To Discover (Culural) Identity of Wanted Individual
Who is he?
Let's begin with ethnicity. Nieto explains "just as there is no such thing as a pure race, there is likewise no "pure" culture" (Nieto, pg. 131). She continues on to say that "cultures are always hybrids" (Nieto, pg. 130). Our suspect is no exception when it comes to his ethnicity. While the ethnic upbringing of the last three generation in his family have taking place in the United States, the cultural legacy comes from many European countries; most notably Scotland and Ireland.
Born and raised on the New Jersey coastline.
Primarily found on the father's side. Great grandfather immigrated from Scotland.
Primarily found on the mother's side. Great grandmother immigrated from Ireland.
Mom, Dad and an awesome brother
"Culture, then, is not a passive legacy, but an active operation that takes place through contact and interactions with others" (Nieto, pg. 137)
Our suspect is certainly a product of his environment and a cultural blend of the people closest to him; his mother, father and brother. This occurence is not oncommon, as our lecture material from this week explains through the idea of "accelturation."

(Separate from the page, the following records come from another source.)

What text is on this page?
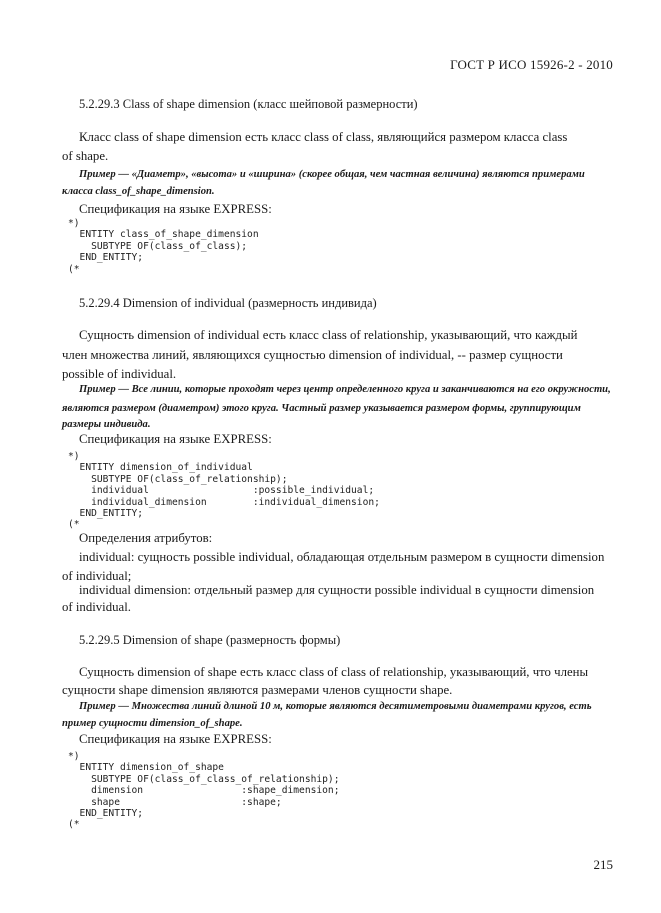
ГОСТ Р ИСО 15926-2 - 2010
5.2.29.3 Class of shape dimension (класс шейповой размерности)
Класс class of shape dimension есть класс class of class, являющийся размером класса class
of shape.
Пример — «Диаметр», «высота» и «ширина» (скорее общая, чем частная величина) являются примерами
класса class_of_shape_dimension.
Спецификация на языке EXPRESS:
*)
ENTITY class_of_shape_dimension
SUBTYPE OF(class_of_class);
END_ENTITY;
(*
5.2.29.4 Dimension of individual (размерность индивида)
Сущность dimension of individual есть класс class of relationship, указывающий, что каждый
член множества линий, являющихся сущностью dimension of individual, -- размер сущности
possible of individual.
Пример — Все линии, которые проходят через центр определенного круга и заканчиваются на его окружности,
являются размером (диаметром) этого круга. Частный размер указывается размером формы, группирующим
размеры индивида.
Спецификация на языке EXPRESS:
*)
ENTITY dimension_of_individual
SUBTYPE OF(class_of_relationship);
individual                  :possible_individual;
individual_dimension        :individual_dimension;
END_ENTITY;
(*
Определения атрибутов:
individual: сущность possible individual, обладающая отдельным размером в сущности dimension
of individual;
individual dimension: отдельный размер для сущности possible individual в сущности dimension
of individual.
5.2.29.5 Dimension of shape (размерность формы)
Сущность dimension of shape есть класс class of class of relationship, указывающий, что члены
сущности shape dimension являются размерами членов сущности shape.
Пример — Множества линий длиной 10 м, которые являются десятиметровыми диаметрами кругов, есть
пример сущности dimension_of_shape.
Спецификация на языке EXPRESS:
*)
ENTITY dimension_of_shape
SUBTYPE OF(class_of_class_of_relationship);
dimension                 :shape_dimension;
shape                     :shape;
END_ENTITY;
(*
215
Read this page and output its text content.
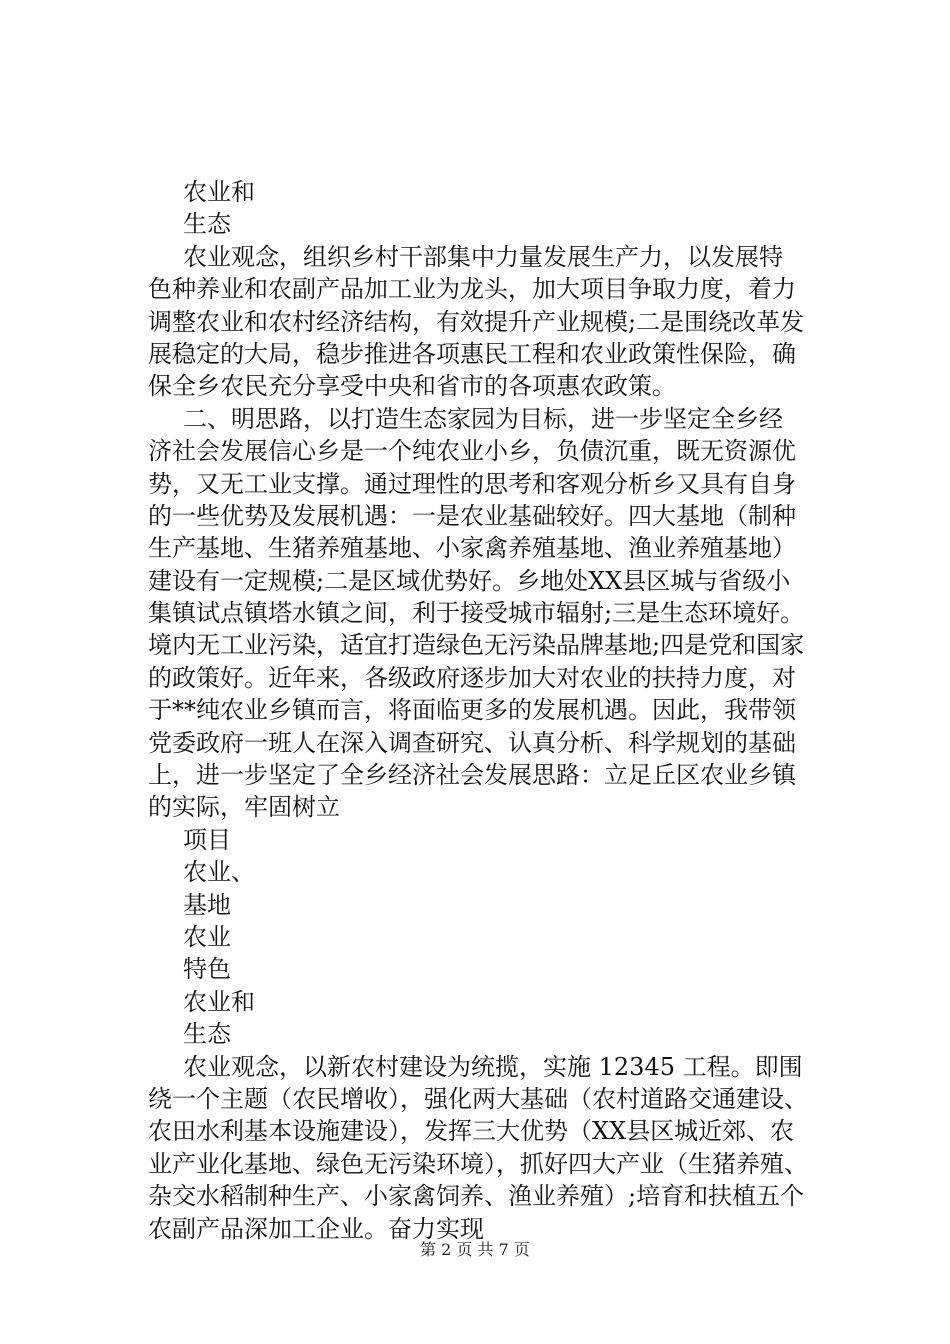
农业和
生态
农业观念，组织乡村干部集中力量发展生产力，以发展特
色种养业和农副产品加工业为龙头，加大项目争取力度，着力
调整农业和农村经济结构，有效提升产业规模;二是围绕改革发
展稳定的大局，稳步推进各项惠民工程和农业政策性保险，确
保全乡农民充分享受中央和省市的各项惠农政策。
二、明思路，以打造生态家园为目标，进一步坚定全乡经
济社会发展信心乡是一个纯农业小乡，负债沉重，既无资源优
势，又无工业支撑。通过理性的思考和客观分析乡又具有自身
的一些优势及发展机遇：一是农业基础较好。四大基地（制种
生产基地、生猪养殖基地、小家禽养殖基地、渔业养殖基地）
建设有一定规模;二是区域优势好。乡地处XX县区城与省级小
集镇试点镇塔水镇之间，利于接受城市辐射;三是生态环境好。
境内无工业污染，适宜打造绿色无污染品牌基地;四是党和国家
的政策好。近年来，各级政府逐步加大对农业的扶持力度，对
于**纯农业乡镇而言，将面临更多的发展机遇。因此，我带领
党委政府一班人在深入调查研究、认真分析、科学规划的基础
上，进一步坚定了全乡经济社会发展思路：立足丘区农业乡镇
的实际，牢固树立
项目
农业、
基地
农业
特色
农业和
生态
农业观念，以新农村建设为统揽，实施 12345 工程。即围
绕一个主题（农民增收），强化两大基础（农村道路交通建设、
农田水利基本设施建设），发挥三大优势（XX县区城近郊、农
业产业化基地、绿色无污染环境），抓好四大产业（生猪养殖、
杂交水稻制种生产、小家禽饲养、渔业养殖）;培育和扶植五个
农副产品深加工企业。奋力实现
第 2 页 共 7 页
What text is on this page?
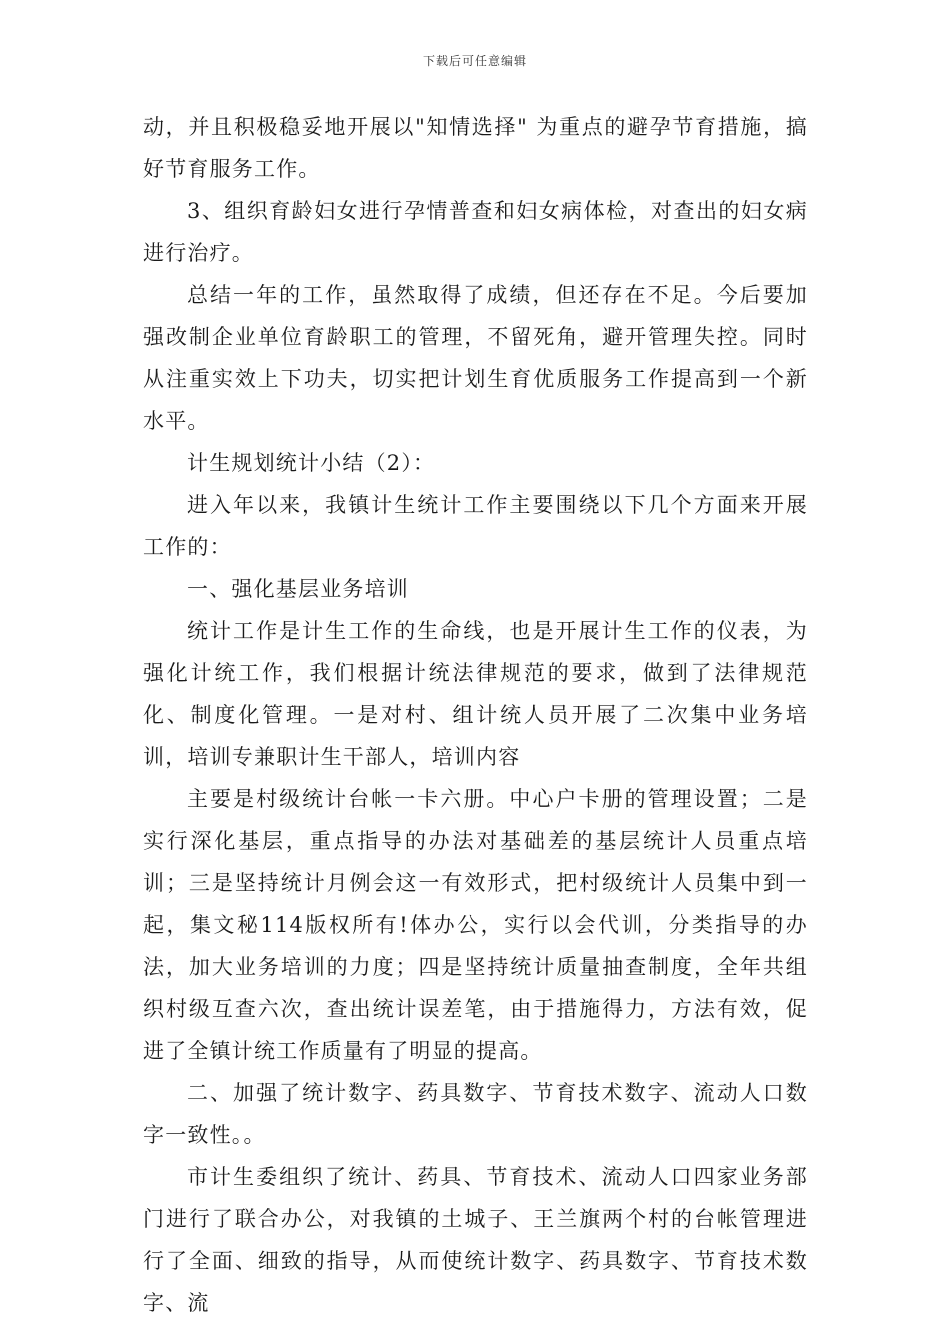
下载后可任意编辑

动，并且积极稳妥地开展以"知情选择" 为重点的避孕节育措施，搞好节育服务工作。

3、组织育龄妇女进行孕情普查和妇女病体检，对查出的妇女病进行治疗。

总结一年的工作，虽然取得了成绩，但还存在不足。今后要加强改制企业单位育龄职工的管理，不留死角，避开管理失控。同时从注重实效上下功夫，切实把计划生育优质服务工作提高到一个新水平。

计生规划统计小结（2）：

进入年以来，我镇计生统计工作主要围绕以下几个方面来开展工作的：

一、强化基层业务培训

统计工作是计生工作的生命线，也是开展计生工作的仪表，为强化计统工作，我们根据计统法律规范的要求，做到了法律规范化、制度化管理。一是对村、组计统人员开展了二次集中业务培训，培训专兼职计生干部人，培训内容

主要是村级统计台帐一卡六册。中心户卡册的管理设置；二是实行深化基层，重点指导的办法对基础差的基层统计人员重点培训；三是坚持统计月例会这一有效形式，把村级统计人员集中到一起，集文秘114版权所有!体办公，实行以会代训，分类指导的办法，加大业务培训的力度；四是坚持统计质量抽查制度，全年共组织村级互查六次，查出统计误差笔，由于措施得力，方法有效，促进了全镇计统工作质量有了明显的提高。

二、加强了统计数字、药具数字、节育技术数字、流动人口数字一致性。。

市计生委组织了统计、药具、节育技术、流动人口四家业务部门进行了联合办公，对我镇的土城子、王兰旗两个村的台帐管理进行了全面、细致的指导，从而使统计数字、药具数字、节育技术数字、流
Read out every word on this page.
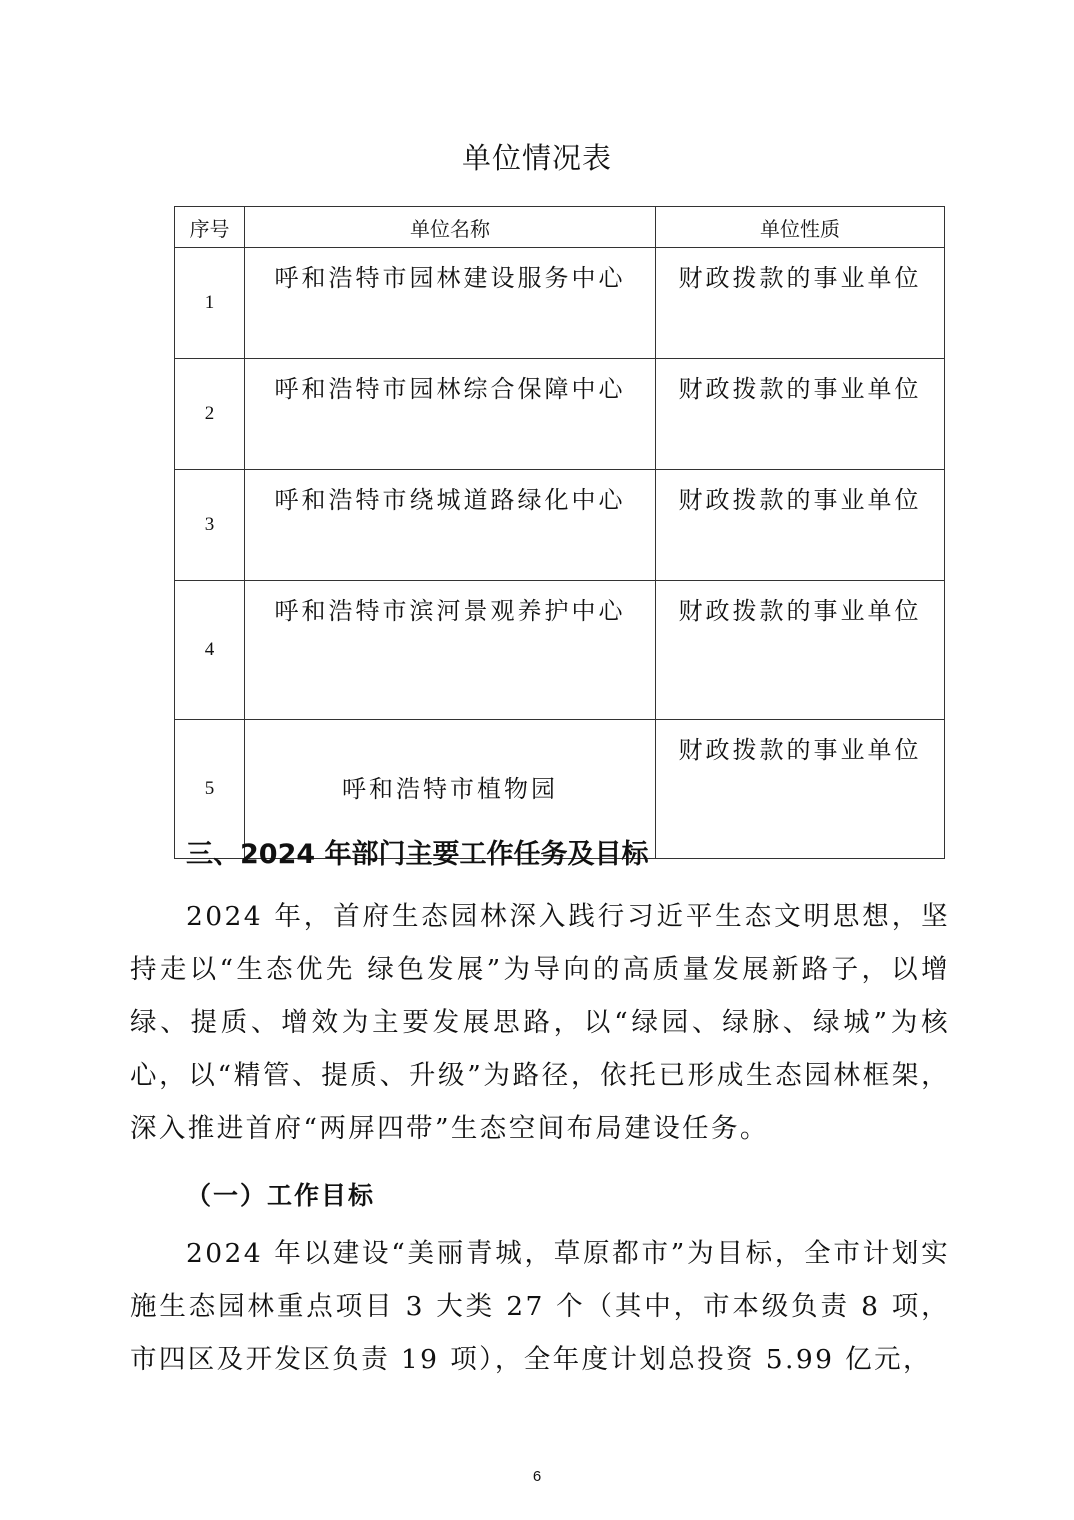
单位情况表
序号	单位名称	单位性质
1	呼和浩特市园林建设服务中心	财政拨款的事业单位
2	呼和浩特市园林综合保障中心	财政拨款的事业单位
3	呼和浩特市绕城道路绿化中心	财政拨款的事业单位
4	呼和浩特市滨河景观养护中心	财政拨款的事业单位
5	呼和浩特市植物园	财政拨款的事业单位
三、2024 年部门主要工作任务及目标

2024 年，首府生态园林深入践行习近平生态文明思想，坚持走以“生态优先 绿色发展”为导向的高质量发展新路子，以增绿、提质、增效为主要发展思路，以“绿园、绿脉、绿城”为核心，以“精管、提质、升级”为路径，依托已形成生态园林框架，深入推进首府“两屏四带”生态空间布局建设任务。

（一）工作目标

2024 年以建设“美丽青城，草原都市”为目标，全市计划实施生态园林重点项目 3 大类 27 个（其中，市本级负责 8 项，市四区及开发区负责 19 项），全年度计划总投资 5.99 亿元，

6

"Human activities take place in Cultural contexts, are mediated by language and other symbol systems and can be understood when investigated in their historical development" (John-Steiner and Mahn, pg. 191)
Culture does not come about soley from ethnic backround, or family and environmental upbringing. Culture also exists in the things we do. Our suspect shares culture with others in the activities he partakes in; his participation in the martial arts and fitness worlds are key examples.
Just the facts, ma'am...
"You never learn anything absolutely from scratch" (Changelearning, 2008).
To sum it up, our suspect developed his cultural identity by being introduced to and growing up in multiple cultures. The key, however, is to understand that these cultures have not been solely ethnically-based. Each environment in which he has lived had its own culture. The activities he engages in belong to their own specific cultures. His immediate family had their own culture. His cultural identity did not develop from scratch; it was learned and created over time by multiple factors - . But who is he?
You caught him, it's...Ted Johnson !
Nieto, Sonia (2008). Culture and Education. Reprinted in The Yearbook of the National Society for the Study of Education. Volume 107. Issue 1. p 127-142.
John-Steiner, V., & Mahn, H. (1996). Sociocultural approaches to learning and development: A Vygotskian framework. Educational Psychologist, 31(3/4), 191.
Changelearning. "Building Knowledge: Constructivism in Learning." YouTube. YouTube, 31 Jan. 2008. Web. 21 Feb. 2013.